By Kumkum Sen
Companies Bill 2011- assessments in the public domain indicate discord.
A decade ago, the 2002 amendments intended to replace India’s existing Company Law were aborted. Nonetheless editions of bare Acts and Ramaiya’s volumes carry these amendments till date, requiring uncomfortable explanations to those not in the loop.
Hopefully, the controversies which immobilised several subsequent initiatives stand resolved, and in this round such absurdities are not repeated. Even if abortment is ruled out, there is discord on certain items, and from the assessments in the public domain, the perception is that the Government is in a “control” mode. The Bill appears to have been cleared with a certain degree of trepidation, given the Satyam experiences, and public outrage on accountability and other issues.
Internal systems have been beefed up by importing provisions from SEBI regulations. Insider trading being one such, till date addressed under Section 11 of the SEBI Act. This is intended to reinforce the governance of grey areas between listed shares and other securities, whether debentures or derivatives, under the Securities Contract Regulation Act, an issue that surfaced in the recent dispute involving Sahara India’s private placement of Convertible Debentures. SAT’s decision that SEBI’s permission was not warranted is now in appeal before the Supreme Court. At last the protracted power struggle between SEBI and the Ministry of Company Affairs (MCA) is over with the clarification that in cases of jurisdictional conflicts, SEBI laws will prevail.

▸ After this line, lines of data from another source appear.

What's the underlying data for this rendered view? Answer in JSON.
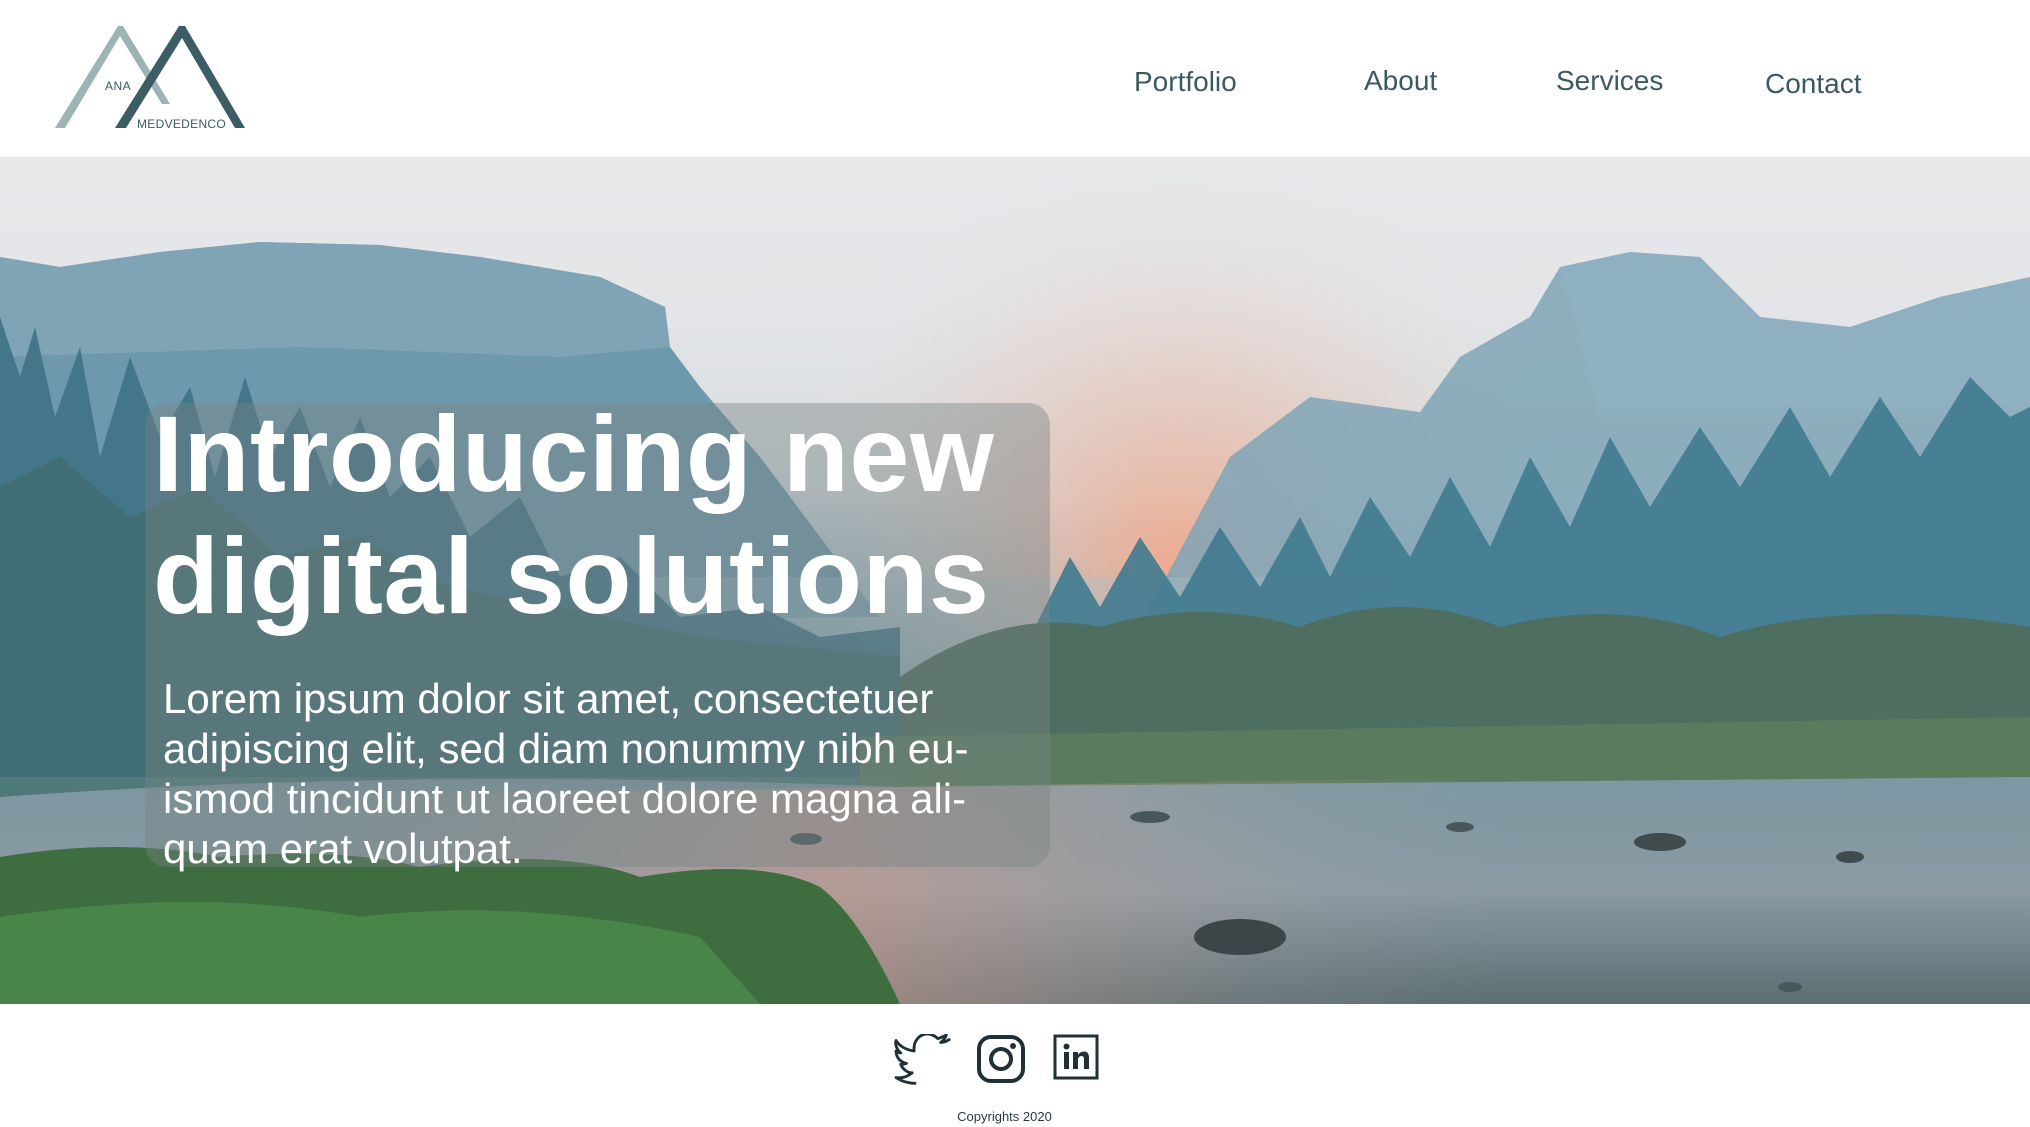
{
  "brand": {
    "logo_first": "ANA",
    "logo_last": "MEDVEDENCO",
    "colors": {
      "logo_light": "#9cb4b4",
      "logo_dark": "#3d5d64"
    }
  },
  "nav": {
    "items": [
      {
        "label": "Portfolio"
      },
      {
        "label": "About"
      },
      {
        "label": "Services"
      },
      {
        "label": "Contact"
      }
    ]
  },
  "hero": {
    "title_line1": "Introducing new",
    "title_line2": "digital solutions",
    "body": "Lorem ipsum dolor sit amet, consectetuer adipiscing elit, sed diam nonummy nibh eu- ismod tincidunt ut laoreet dolore magna ali- quam erat volutpat.",
    "background_image": "misty mountain river landscape at sunrise"
  },
  "footer": {
    "social": [
      {
        "icon": "twitter-icon"
      },
      {
        "icon": "instagram-icon"
      },
      {
        "icon": "linkedin-icon"
      }
    ],
    "copyright": "Copyrights 2020"
  },
  "colors": {
    "nav_text": "#3b5961",
    "icon_dark": "#1f3036",
    "hero_text": "#ffffff"
  }
}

Corporate Social Responsibility (CSR) is another governance related inclusion, requiring companies to expend at least 2% of three years average profit on CSR. The 2009 Draft Bill had linked the expenditure to net profit. The current language suggests that companies should be able to treat the cost as a deductible expense; shareholders however may be prejudiced, as dividends could be impacted.
A definition of CSR is warranted. In July 2011, the MCA had released National Voluntary Guidelines on Social Environment & Economic Responsibilities of Business. Essentially this was a call to the Indian Corporate Sector to evolve as assets of Society and not be regarded as unscrupulous carpet baggers, but as architects of the nation’s wealth. Both the Government and the Corporate Sector need to strive to achieve this.
Providing appropriate provisions for accountability is absolutely critical. The definition of “Key Managerial Personnel” (KMP) has replaced the existing Section 5, which held ‘Officers in default” to include Directors and other officers such as the Company Secretary and “any person in accordance with whose direction the Board is accustomed to act”.
The italicised portion, which enabled fixing the liability on the actual defaulters, has been removed from the KMP definition, which has updated the identification of officers by inclusion of new designees such as the Chief Executive Officer and the Chief Finance Officer. Appropriate provisions, more stringent than Sections 297 and 299 of the existing Act have been introduced to regulate “Related Party Transactions” in the context of KMP’s related parties – the definition is derived from the Income Tax Act and the offences carry heavy fines and penal consequences.
The appointment of Independent Directors for public companies having a specified paid-up capital threshold has been made mandatory, on the lines of Clause 49 of the Listing Agreement, in constituting one third of the total Board. It is proposed that independent Directors will enjoy immunity from cases of fraud and other corporate crimes. It’s not clear whether this is a veil which can be pierced. Government has also proposed setting up a dedicated data bank of persons who can act as independent directors; presumably the selection will have to be restricted to these panellists. This Hobson’s choice may not be palatable to many, particularly foreign companies.
A woman director is made mandatory for prescribed classes of companies, reportedly those with five or more independent directors, but with the maximum number of directors pegged at twelve, this could be a potential gender bender.
Finally, there are two provisions which appear to be unduly draconian. These are the establishment of two authorities: one is the Serious Fraud Investigation Office (SFIO) in existence for sometime within the MCA, and fairly toothless till date. SFIO has been vested with a statutory status and powers of investigation into corporate crimes, including that of arrest, seizure of asset and prosecution. Further, the Government proposes to establish a National Finance Regulatory Authority (NFRA) for improving oversight of corporate financial management.
NFRA is to be invested with powers which will include scrutiny of compliances of accounting and auditing standards and assessment of the quality of the services of professionals associated with such compliances. Additionally, NFRA will be entitled to exercise quasi-judicial powers to order investigation, levy penalties and bar professionals from practice in case of misconduct. Are all the kings’ horses and men, from the Courts of Justice, the still elusive NCL
T, MCA, ROC, CAG, CBI, regulators ICAI, ICSI not adequate to deal with such situations in their respective jurisdictions or in association?